A Verlyn Klinkenborg piece in the NYT today ("Crossing Nevada") brought vivid memories to me of a very similar crossing for my family and me. It took place at about the same time as Klinkenborg details in his essay -- hell, we could have passed his car on the road.

We had a Ford Galaxie, too. It was a 1962 though, and I'm not sure what we were driving when we made our trip from California east. (The one we had was aqua blue, a convertible with a white interior and top. Sweet.)

And, we were headed from California back to Michigan. After spending about a year in the Sunshine State, as my little kid memory marks it, my parents were throwing in the towel and taking us back home. Jobs were scarcer than anticipated for my dad, a construction electrician, and it was apparently time to bail.

I think I was in about 2nd grade.

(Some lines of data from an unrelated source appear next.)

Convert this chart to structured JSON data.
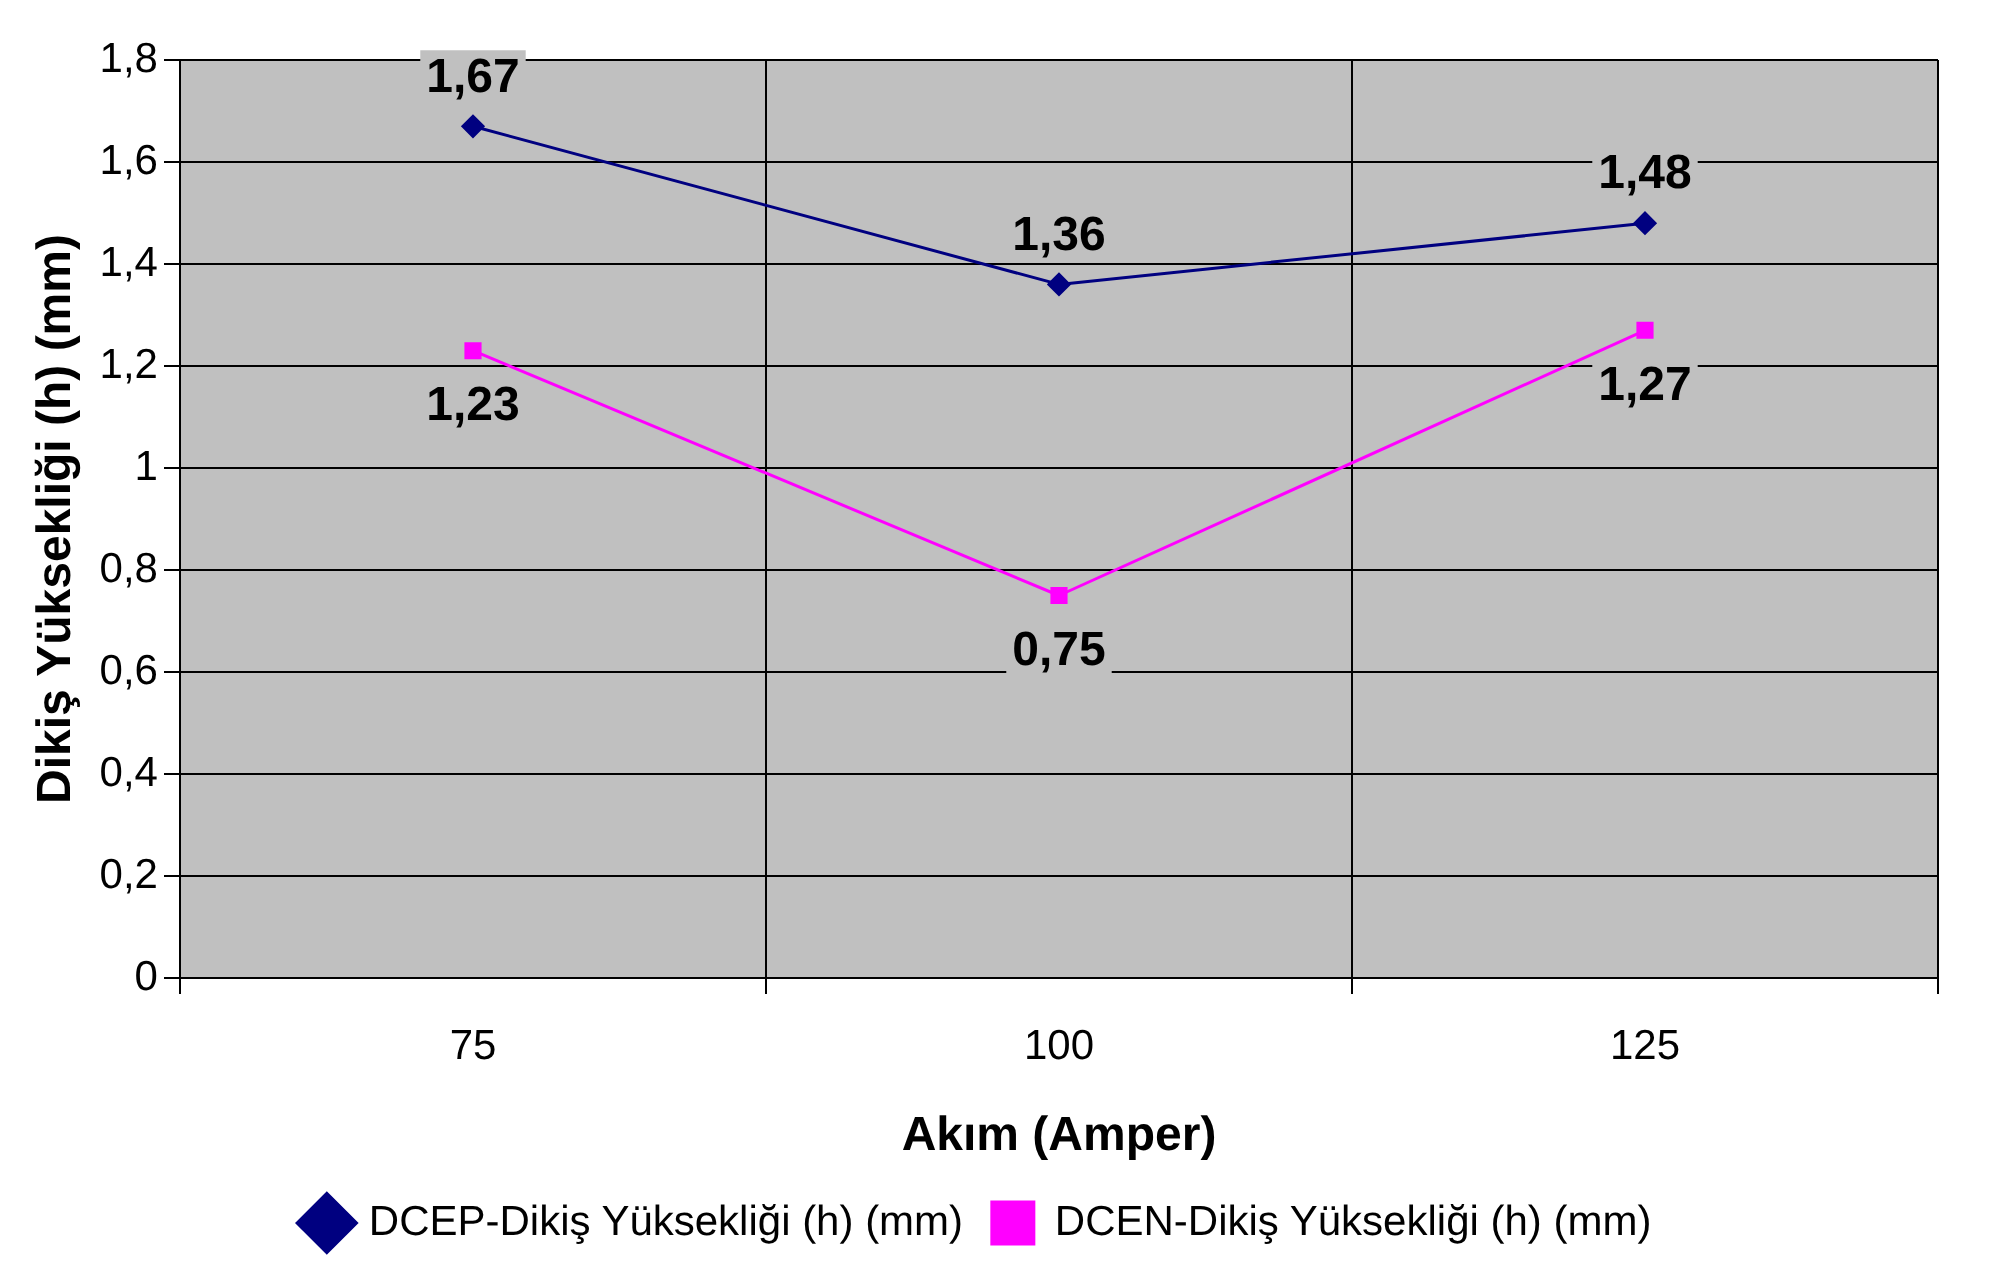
{
  "chart_data": {
    "type": "line",
    "xlabel": "Akım (Amper)",
    "ylabel": "Dikiş Yüksekliği (h) (mm)",
    "categories": [
      "75",
      "100",
      "125"
    ],
    "series": [
      {
        "name": "DCEP-Dikiş Yüksekliği (h) (mm)",
        "color": "#000080",
        "marker": "diamond",
        "values": [
          1.67,
          1.36,
          1.48
        ],
        "value_labels": [
          "1,67",
          "1,36",
          "1,48"
        ]
      },
      {
        "name": "DCEN-Dikiş Yüksekliği (h) (mm)",
        "color": "#ff00ff",
        "marker": "square",
        "values": [
          1.23,
          0.75,
          1.27
        ],
        "value_labels": [
          "1,23",
          "0,75",
          "1,27"
        ]
      }
    ],
    "ylim": [
      0,
      1.8
    ],
    "yticks": [
      0,
      {
        "value": 0.2,
        "label": "0,2"
      },
      {
        "value": 0.4,
        "label": "0,4"
      },
      {
        "value": 0.6,
        "label": "0,6"
      },
      {
        "value": 0.8,
        "label": "0,8"
      },
      1,
      {
        "value": 1.2,
        "label": "1,2"
      },
      {
        "value": 1.4,
        "label": "1,4"
      },
      {
        "value": 1.6,
        "label": "1,6"
      },
      {
        "value": 1.8,
        "label": "1,8"
      }
    ],
    "grid": true,
    "legend": "bottom",
    "line_style": "solid"
  }
}
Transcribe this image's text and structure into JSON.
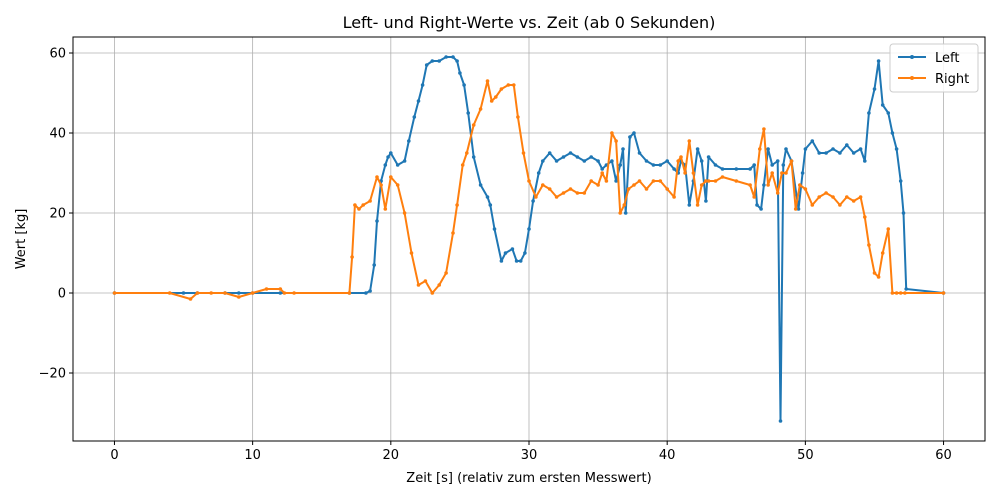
{
  "chart_data": {
    "type": "line",
    "title": "Left- und Right-Werte vs. Zeit (ab 0 Sekunden)",
    "xlabel": "Zeit [s] (relativ zum ersten Messwert)",
    "ylabel": "Wert [kg]",
    "xlim": [
      -3,
      63
    ],
    "ylim": [
      -37,
      64
    ],
    "xticks": [
      0,
      10,
      20,
      30,
      40,
      50,
      60
    ],
    "yticks": [
      -20,
      0,
      20,
      40,
      60
    ],
    "xtick_labels": [
      "0",
      "10",
      "20",
      "30",
      "40",
      "50",
      "60"
    ],
    "ytick_labels": [
      "−20",
      "0",
      "20",
      "40",
      "60"
    ],
    "grid": true,
    "legend": "top-right",
    "colors": {
      "Left": "#1f77b4",
      "Right": "#ff7f0e"
    },
    "series": [
      {
        "name": "Left",
        "x": [
          0,
          5,
          6,
          8,
          9,
          10,
          12,
          17,
          18.2,
          18.5,
          18.8,
          19,
          19.3,
          19.6,
          19.8,
          20,
          20.5,
          21,
          21.3,
          21.7,
          22,
          22.3,
          22.6,
          23,
          23.5,
          24,
          24.5,
          24.8,
          25,
          25.3,
          25.6,
          26,
          26.5,
          27,
          27.2,
          27.5,
          28,
          28.3,
          28.8,
          29.1,
          29.4,
          29.7,
          30,
          30.3,
          30.7,
          31,
          31.5,
          32,
          32.5,
          33,
          33.5,
          34,
          34.5,
          35,
          35.3,
          35.6,
          36,
          36.3,
          36.6,
          36.8,
          37,
          37.3,
          37.6,
          38,
          38.5,
          39,
          39.5,
          40,
          40.5,
          40.8,
          41,
          41.3,
          41.6,
          41.9,
          42.2,
          42.5,
          42.8,
          43,
          43.5,
          44,
          45,
          46,
          46.3,
          46.5,
          46.8,
          47,
          47.3,
          47.6,
          48,
          48.2,
          48.4,
          48.6,
          49,
          49.5,
          49.8,
          50,
          50.5,
          51,
          51.5,
          52,
          52.5,
          53,
          53.5,
          54,
          54.3,
          54.6,
          55,
          55.3,
          55.6,
          56,
          56.3,
          56.6,
          56.9,
          57.1,
          57.3,
          60
        ],
        "y": [
          0,
          0,
          0,
          0,
          0,
          0,
          0,
          0,
          0,
          0.5,
          7,
          18,
          28,
          32,
          34,
          35,
          32,
          33,
          38,
          44,
          48,
          52,
          57,
          58,
          58,
          59,
          59,
          58,
          55,
          52,
          45,
          34,
          27,
          24,
          22,
          16,
          8,
          10,
          11,
          8,
          8,
          10,
          16,
          23,
          30,
          33,
          35,
          33,
          34,
          35,
          34,
          33,
          34,
          33,
          31,
          32,
          33,
          28,
          32,
          36,
          20,
          39,
          40,
          35,
          33,
          32,
          32,
          33,
          31,
          30,
          33,
          32,
          22,
          28,
          36,
          33,
          23,
          34,
          32,
          31,
          31,
          31,
          32,
          22,
          21,
          27,
          36,
          32,
          33,
          -32,
          32,
          36,
          33,
          21,
          30,
          36,
          38,
          35,
          35,
          36,
          35,
          37,
          35,
          36,
          33,
          45,
          51,
          58,
          47,
          45,
          40,
          36,
          28,
          20,
          1,
          0
        ]
      },
      {
        "name": "Right",
        "x": [
          0,
          4,
          5.5,
          6,
          7,
          8,
          9,
          10,
          11,
          12,
          12.3,
          13,
          17,
          17.2,
          17.4,
          17.7,
          18,
          18.5,
          19,
          19.3,
          19.6,
          20,
          20.5,
          21,
          21.5,
          22,
          22.5,
          23,
          23.5,
          24,
          24.5,
          24.8,
          25.2,
          25.5,
          26,
          26.5,
          27,
          27.3,
          27.6,
          28,
          28.5,
          28.9,
          29.2,
          29.6,
          30,
          30.5,
          31,
          31.5,
          32,
          32.5,
          33,
          33.5,
          34,
          34.5,
          35,
          35.3,
          35.6,
          36,
          36.3,
          36.6,
          36.9,
          37.2,
          37.6,
          38,
          38.5,
          39,
          39.5,
          40,
          40.5,
          40.8,
          41,
          41.3,
          41.6,
          41.9,
          42.2,
          42.5,
          42.8,
          43,
          43.5,
          44,
          45,
          46,
          46.3,
          46.7,
          47,
          47.3,
          47.6,
          48,
          48.3,
          48.6,
          49,
          49.3,
          49.6,
          50,
          50.5,
          51,
          51.5,
          52,
          52.5,
          53,
          53.5,
          54,
          54.3,
          54.6,
          55,
          55.3,
          55.6,
          56,
          56.3,
          56.6,
          56.9,
          57.2,
          60
        ],
        "y": [
          0,
          0,
          -1.5,
          0,
          0,
          0,
          -1,
          0,
          1,
          1,
          0,
          0,
          0,
          9,
          22,
          21,
          22,
          23,
          29,
          27,
          21,
          29,
          27,
          20,
          10,
          2,
          3,
          0,
          2,
          5,
          15,
          22,
          32,
          35,
          42,
          46,
          53,
          48,
          49,
          51,
          52,
          52,
          44,
          35,
          28,
          24,
          27,
          26,
          24,
          25,
          26,
          25,
          25,
          28,
          27,
          30,
          28,
          40,
          38,
          20,
          22,
          26,
          27,
          28,
          26,
          28,
          28,
          26,
          24,
          33,
          34,
          30,
          38,
          30,
          22,
          27,
          28,
          28,
          28,
          29,
          28,
          27,
          24,
          36,
          41,
          27,
          30,
          25,
          30,
          30,
          33,
          21,
          27,
          26,
          22,
          24,
          25,
          24,
          22,
          24,
          23,
          24,
          19,
          12,
          5,
          4,
          10,
          16,
          0,
          0,
          0,
          0,
          0
        ]
      }
    ]
  }
}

We must have taken at least a couple of days to drive that trailer behind our car all that way. (On second thought, Verlyn's car probably passed us!) In that whatever car would have been my mom, my dad, my younger sister by 18 months, and my older sister by 9 years, but I don't have any memories of the drive itself except for one.

Along about Nebraska, a bee flew into the back of the car and stung my foot. We had to stop and go into an ER in some unnamed town because I had swollen up with hives and was itching something fierce.

In the tented cubical next to me was a little girl screaming and crying. She had drunk gasoline. Now how would I know or remember that detail? The stuff that goes into little kid heads... I also remember that I was scared for her, but relieved for myself. I knew she was way more screwed than I was in this whole ER deal and I felt better for it.

It's Verlyn's mention of Star Valley in the piece that got my memory churning this morning though.

I remember my dad used to pick out places he'd like to live, where he'd like to move some day, and he never stopped doing it. Not even after the California experiment, which surely must have been marked as a failure. He'd read about the history of a place and sometimes even subscribe to a local paper.

And, Star Valley was one of the places he'd picked out and talked about.

Like Verlyn, I'll bet my dad wondered why he didn't just steer that car full of wife and kids, and the trailer full of all worldly goods, toward that magical oasis to live.

Nope, it wasn't to be. We landed in Dearborn, Michigan instead. Drives out to places like Star Valley were henceforth relegated to fall hunting trips with other men who spent most of their year working in the shops and factories and construction sites of Detroit.

But it wasn't a forever bust. When my dad retired, my parents moved up to rural northern Michigan, to another place on a map that had been thoroughly studied and subscribed to. And that move didn't require a cross country trip.